On Wednesday (August 17), police in Thailand reported that explosions and acts of arson took place in more than a dozen different locations in the volatile deep south of the country, resulting in the injuries of seven persons.
According to the officials, the majority of the targeted locations were convenience stores that were housed within gas stations. These convenience stores could be found in the provinces of Pattani, Yala, and Narathiwat.
Since 2004, Muslim extremists in Thailand’s southernmost regions have been engaged in a low-level conflict with the state, which has resulted in the deaths of over 7,000 people. These extremists are fighting for more autonomy from the Thai government.
According to a statement released by the military, seven people had minor injuries as a result of the occurrences. Meanwhile, the police stated that they were gathering CCTV footage and other evidence.
According to the authorities, the immediate motivation for the string of attacks is still unknown. The symbols of the Thai state and its security personnel are typically the targets of militant attacks.
The epidemic of coronavirus caused a temporary break in fighting between rebels and the military in the south, but in October of last year, a gun battle that lasted for six days resulted in the deaths of six individuals.
The southern region, which is intensively policed by Thai security forces, has a culture that is unique from that of Buddhist-majority Thailand, which colonized the area that borders Malaysia more than a century ago.
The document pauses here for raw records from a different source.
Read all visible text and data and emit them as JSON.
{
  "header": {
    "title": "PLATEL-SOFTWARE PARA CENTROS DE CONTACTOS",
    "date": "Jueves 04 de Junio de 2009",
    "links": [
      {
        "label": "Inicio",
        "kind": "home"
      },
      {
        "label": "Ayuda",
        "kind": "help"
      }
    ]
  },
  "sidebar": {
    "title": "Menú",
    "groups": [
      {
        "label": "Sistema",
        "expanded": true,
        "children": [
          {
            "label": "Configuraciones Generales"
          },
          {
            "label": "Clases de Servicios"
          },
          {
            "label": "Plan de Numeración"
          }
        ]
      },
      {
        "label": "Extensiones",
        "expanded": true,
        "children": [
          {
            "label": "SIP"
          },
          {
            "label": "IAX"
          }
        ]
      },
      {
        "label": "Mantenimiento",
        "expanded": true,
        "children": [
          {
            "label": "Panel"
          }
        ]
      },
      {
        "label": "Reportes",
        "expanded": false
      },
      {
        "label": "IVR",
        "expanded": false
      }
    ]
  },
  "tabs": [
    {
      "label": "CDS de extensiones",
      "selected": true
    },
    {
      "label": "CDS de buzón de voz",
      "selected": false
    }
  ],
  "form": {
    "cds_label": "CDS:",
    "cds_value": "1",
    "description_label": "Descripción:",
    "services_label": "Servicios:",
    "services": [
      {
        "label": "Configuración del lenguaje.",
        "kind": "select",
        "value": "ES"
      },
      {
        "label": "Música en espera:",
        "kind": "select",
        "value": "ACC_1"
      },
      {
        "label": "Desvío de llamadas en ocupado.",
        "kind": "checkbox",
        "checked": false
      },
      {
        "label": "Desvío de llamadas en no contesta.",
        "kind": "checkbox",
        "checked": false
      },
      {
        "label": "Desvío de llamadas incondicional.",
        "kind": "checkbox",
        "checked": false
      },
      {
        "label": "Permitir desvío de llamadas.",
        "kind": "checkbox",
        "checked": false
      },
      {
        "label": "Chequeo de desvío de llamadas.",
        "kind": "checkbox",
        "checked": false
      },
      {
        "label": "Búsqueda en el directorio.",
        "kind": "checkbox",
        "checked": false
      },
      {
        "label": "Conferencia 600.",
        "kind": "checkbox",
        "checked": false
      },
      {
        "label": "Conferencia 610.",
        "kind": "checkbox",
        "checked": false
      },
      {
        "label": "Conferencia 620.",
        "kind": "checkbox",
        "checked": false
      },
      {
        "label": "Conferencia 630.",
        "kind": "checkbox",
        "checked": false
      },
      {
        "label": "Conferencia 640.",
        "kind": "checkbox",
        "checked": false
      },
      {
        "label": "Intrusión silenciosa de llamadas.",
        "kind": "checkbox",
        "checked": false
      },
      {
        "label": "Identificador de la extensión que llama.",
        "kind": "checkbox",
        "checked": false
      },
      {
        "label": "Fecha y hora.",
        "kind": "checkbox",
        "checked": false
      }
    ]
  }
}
The region is heavily regulated by Thai security forces.
In January, for the first time in person in approximately two years, delegates representing the Thai government and the rebels of the Barisan Revolusi Nasional convened in Kuala Lumpur for peace talks. However, there was no reported progress made during the meeting.
According to Deep South Watch, a local think tank, the insurgency in Thailand’s far south has resulted in the deaths of over 7,000 people and the injuries of more than 13,500 more since it was restarted in January of 2004.